Raw
with the new tabular controller, is it possible to upload files on the side of a table.
those files are not part of the table, and might be hidden to the readers.
they can be used to ingest data to a table, either: * directly (creating the table from them) * appending (using the table schema to convert them)
A new metadata field will become relevant for this: ingest_name
Handling files
obtain a table handle using a dataset or dataset uuid as described here
then you can use the raw controller to manage the files:
id = tab.raw.upload("my_file.ext", binary_data) # upload a file, get back an id for it
tab.raw.update_meta(id, {"key": "value"}) # update the metadata of the file
for file in tab.raw.list(): # show all the files, with theirs ids, names and other metadata
print(file)
tab.raw.download(id) # download a file by id
tab.raw.delete(id) # delete a file by id
Metadata
Some metadata is automatically added to the file when uploaded:
* id
: the id of the file
* name
: the name of the file
* size
: the size of the file
* created_at
: the date of creation
other can be computed automatically based on the format
Ingest from files to table
tab.raw.ingest(id) # ingest a previously uploaded file by id
If a table does not exists, then a new table is created using the file data
then the file is converted to the schema of the table, and appended.
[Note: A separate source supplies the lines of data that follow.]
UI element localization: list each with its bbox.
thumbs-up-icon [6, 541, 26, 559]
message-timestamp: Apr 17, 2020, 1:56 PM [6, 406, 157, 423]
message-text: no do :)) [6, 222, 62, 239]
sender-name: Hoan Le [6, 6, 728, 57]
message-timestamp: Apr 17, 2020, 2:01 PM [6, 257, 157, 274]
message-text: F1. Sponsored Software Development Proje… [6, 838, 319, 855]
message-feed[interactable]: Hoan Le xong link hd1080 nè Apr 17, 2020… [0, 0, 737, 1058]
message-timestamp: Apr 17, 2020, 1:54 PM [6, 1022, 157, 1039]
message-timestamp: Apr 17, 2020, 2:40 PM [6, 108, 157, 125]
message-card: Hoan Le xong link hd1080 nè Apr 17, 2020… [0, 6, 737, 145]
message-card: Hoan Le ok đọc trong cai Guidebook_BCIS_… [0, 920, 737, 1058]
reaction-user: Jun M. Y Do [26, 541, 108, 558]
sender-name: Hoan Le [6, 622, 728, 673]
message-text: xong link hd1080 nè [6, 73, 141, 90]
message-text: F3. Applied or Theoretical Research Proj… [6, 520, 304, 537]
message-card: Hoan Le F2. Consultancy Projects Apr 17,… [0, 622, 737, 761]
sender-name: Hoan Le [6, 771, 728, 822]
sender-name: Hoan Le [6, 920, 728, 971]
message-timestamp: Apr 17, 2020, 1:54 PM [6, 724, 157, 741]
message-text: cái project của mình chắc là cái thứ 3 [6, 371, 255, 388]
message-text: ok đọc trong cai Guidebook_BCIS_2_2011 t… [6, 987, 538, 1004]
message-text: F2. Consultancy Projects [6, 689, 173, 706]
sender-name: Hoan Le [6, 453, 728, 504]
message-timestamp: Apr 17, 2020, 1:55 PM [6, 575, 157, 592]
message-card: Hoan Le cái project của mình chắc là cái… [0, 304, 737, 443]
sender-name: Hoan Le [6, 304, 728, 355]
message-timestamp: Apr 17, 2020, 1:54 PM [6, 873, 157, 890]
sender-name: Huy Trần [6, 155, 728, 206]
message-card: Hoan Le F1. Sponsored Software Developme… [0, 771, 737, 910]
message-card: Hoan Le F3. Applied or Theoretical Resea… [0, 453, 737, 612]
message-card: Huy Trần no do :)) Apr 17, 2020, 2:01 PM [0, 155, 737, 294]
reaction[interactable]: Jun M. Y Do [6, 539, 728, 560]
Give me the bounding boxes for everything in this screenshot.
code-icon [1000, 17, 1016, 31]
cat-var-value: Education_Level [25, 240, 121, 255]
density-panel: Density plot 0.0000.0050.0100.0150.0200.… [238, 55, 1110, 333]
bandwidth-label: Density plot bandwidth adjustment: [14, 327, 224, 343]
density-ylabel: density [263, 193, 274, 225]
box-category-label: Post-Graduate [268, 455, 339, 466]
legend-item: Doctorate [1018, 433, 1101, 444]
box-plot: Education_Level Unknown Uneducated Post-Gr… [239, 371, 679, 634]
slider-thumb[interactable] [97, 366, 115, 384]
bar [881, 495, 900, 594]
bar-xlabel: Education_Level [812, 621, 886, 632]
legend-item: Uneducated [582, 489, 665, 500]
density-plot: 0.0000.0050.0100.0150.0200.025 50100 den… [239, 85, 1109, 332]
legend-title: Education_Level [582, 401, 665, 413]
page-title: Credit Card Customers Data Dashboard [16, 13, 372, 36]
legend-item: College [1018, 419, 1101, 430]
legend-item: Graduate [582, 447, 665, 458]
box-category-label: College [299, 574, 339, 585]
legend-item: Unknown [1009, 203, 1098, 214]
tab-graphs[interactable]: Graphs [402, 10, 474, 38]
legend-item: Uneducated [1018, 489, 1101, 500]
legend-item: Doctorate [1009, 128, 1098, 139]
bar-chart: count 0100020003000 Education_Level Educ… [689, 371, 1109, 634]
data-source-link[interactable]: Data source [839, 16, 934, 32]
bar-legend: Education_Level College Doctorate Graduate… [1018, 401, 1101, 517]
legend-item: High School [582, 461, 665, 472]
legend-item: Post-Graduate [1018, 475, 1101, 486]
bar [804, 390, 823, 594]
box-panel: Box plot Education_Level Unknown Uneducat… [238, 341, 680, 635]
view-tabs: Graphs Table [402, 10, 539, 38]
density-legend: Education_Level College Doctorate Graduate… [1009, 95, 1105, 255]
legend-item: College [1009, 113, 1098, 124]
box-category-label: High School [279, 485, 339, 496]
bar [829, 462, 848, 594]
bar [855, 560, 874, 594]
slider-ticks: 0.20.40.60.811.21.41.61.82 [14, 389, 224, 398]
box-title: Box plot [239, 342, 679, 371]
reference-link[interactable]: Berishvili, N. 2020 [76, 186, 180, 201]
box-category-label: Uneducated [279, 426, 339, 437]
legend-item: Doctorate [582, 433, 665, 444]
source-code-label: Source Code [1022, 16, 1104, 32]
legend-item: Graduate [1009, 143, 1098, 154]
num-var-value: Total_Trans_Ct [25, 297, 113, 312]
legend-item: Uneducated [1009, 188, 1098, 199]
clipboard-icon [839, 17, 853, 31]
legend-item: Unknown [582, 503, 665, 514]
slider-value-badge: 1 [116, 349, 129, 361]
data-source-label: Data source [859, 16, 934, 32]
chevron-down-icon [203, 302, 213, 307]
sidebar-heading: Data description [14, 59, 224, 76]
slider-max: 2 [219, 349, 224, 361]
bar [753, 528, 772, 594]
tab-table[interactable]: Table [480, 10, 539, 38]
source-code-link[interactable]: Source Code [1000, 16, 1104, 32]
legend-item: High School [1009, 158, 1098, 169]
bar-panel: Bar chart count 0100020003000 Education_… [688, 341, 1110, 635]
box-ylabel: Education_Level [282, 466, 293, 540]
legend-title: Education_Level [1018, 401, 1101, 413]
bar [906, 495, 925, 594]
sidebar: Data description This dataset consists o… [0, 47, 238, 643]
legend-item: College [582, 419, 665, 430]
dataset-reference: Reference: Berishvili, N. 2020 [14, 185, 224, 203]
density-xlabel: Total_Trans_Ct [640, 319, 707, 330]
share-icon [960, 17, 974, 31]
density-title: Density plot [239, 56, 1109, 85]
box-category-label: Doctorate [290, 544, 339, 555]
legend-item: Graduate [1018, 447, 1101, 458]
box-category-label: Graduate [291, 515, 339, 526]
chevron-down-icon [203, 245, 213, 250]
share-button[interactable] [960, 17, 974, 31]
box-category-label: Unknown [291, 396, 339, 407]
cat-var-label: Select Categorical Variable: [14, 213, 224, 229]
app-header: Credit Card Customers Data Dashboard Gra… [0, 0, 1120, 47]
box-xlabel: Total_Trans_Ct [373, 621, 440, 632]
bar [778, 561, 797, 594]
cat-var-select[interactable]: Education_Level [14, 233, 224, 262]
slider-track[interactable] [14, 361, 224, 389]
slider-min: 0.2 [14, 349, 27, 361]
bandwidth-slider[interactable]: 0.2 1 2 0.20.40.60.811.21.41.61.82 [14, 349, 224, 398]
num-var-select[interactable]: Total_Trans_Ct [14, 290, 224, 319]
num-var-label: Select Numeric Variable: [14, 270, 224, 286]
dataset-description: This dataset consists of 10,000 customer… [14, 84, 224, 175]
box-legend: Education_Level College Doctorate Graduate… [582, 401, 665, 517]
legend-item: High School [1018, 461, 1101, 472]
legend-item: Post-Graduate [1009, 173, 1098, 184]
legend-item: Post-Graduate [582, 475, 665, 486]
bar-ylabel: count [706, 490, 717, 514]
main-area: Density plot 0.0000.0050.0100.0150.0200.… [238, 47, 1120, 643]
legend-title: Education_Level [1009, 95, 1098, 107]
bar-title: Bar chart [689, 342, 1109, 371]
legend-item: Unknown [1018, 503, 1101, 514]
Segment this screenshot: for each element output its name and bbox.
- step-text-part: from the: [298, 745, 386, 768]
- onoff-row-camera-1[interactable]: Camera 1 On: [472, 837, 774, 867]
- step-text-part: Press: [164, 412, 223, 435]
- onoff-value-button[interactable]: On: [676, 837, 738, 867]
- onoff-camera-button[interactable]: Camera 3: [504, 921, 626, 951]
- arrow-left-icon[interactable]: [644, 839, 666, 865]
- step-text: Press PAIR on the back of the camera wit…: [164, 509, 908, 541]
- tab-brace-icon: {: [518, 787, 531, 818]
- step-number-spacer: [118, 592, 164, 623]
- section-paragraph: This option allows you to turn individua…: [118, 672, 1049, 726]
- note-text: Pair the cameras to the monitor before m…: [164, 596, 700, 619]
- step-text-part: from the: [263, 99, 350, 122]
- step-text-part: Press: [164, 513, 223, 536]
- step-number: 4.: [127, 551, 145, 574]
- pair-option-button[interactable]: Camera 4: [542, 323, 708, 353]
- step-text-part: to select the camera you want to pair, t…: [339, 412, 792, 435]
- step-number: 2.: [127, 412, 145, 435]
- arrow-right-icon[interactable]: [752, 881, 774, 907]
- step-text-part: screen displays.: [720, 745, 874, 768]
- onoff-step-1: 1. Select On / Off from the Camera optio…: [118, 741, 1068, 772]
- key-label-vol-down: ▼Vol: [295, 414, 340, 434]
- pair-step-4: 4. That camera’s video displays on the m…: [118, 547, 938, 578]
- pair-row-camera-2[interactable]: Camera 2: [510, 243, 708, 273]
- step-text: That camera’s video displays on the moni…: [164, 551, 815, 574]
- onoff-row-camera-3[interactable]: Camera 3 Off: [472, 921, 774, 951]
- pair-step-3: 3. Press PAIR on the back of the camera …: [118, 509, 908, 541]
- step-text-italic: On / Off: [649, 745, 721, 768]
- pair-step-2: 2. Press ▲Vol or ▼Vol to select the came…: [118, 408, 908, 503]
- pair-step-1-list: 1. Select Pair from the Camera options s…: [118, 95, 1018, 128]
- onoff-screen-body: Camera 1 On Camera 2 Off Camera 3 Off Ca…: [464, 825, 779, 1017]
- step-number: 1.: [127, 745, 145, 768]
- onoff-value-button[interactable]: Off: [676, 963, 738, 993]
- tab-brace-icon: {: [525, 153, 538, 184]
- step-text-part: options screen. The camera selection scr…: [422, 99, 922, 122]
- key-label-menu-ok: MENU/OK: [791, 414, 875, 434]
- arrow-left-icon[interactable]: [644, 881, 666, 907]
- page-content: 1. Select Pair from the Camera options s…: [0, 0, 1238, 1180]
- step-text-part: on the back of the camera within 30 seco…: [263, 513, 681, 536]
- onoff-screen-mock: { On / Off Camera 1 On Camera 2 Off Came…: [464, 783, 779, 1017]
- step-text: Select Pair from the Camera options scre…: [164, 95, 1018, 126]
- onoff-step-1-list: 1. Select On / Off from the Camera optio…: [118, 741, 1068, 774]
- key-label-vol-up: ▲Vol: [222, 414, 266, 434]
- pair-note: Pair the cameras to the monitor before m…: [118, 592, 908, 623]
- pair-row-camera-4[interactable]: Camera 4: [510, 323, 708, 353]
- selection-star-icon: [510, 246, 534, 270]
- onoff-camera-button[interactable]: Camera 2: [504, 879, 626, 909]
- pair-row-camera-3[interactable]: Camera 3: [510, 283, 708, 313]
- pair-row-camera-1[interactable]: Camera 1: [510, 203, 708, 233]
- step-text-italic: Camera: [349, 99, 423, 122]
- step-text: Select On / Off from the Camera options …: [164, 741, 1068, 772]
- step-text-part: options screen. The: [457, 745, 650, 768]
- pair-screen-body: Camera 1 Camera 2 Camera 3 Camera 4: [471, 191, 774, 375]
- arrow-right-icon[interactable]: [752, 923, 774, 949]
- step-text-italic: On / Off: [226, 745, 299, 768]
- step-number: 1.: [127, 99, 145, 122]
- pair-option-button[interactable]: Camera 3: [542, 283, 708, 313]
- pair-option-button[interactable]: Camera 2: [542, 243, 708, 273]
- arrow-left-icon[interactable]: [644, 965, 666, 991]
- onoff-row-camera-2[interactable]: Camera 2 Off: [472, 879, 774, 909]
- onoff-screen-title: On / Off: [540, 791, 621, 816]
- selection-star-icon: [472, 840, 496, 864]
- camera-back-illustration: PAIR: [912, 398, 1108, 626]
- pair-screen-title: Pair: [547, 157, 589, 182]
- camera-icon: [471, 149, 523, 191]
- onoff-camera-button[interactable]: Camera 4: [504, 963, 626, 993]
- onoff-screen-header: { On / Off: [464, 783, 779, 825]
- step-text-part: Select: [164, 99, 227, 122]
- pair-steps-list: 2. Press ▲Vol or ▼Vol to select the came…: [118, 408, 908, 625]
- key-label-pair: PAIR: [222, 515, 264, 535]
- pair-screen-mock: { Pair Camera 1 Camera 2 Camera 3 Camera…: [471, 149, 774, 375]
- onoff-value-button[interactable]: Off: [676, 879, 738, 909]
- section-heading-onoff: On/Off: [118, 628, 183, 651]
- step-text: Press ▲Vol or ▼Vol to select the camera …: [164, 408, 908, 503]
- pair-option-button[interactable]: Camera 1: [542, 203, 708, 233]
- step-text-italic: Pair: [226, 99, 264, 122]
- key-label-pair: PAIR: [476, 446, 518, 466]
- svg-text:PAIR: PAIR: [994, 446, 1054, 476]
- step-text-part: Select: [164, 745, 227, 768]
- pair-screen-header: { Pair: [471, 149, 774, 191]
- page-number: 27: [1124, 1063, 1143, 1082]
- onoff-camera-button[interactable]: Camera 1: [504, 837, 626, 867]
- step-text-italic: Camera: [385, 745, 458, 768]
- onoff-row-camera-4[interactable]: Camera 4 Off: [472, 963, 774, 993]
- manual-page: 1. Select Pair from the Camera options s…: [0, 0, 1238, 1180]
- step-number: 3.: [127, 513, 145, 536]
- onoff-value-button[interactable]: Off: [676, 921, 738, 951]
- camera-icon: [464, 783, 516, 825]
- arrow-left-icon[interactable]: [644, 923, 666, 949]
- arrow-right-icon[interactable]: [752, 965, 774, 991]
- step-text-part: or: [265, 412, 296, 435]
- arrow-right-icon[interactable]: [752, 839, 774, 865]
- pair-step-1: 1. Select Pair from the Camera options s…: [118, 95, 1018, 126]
Only specific file formats are supported:
Parquet
this is pretty straight forward, since we use arrow for IPC and we support most of the features already
CSV
CSV is very limited, and ingestion will only return simple data types. You can use alter
later to improve the results.
Resilience to changes
Since the introduction of alter
, the table schema is not static anymore.
when ingesting a file, we store the name of the column of the original file as ingest_name
in the metadata
This means that further re-ingestions will adapt to the schema changes seamlessly.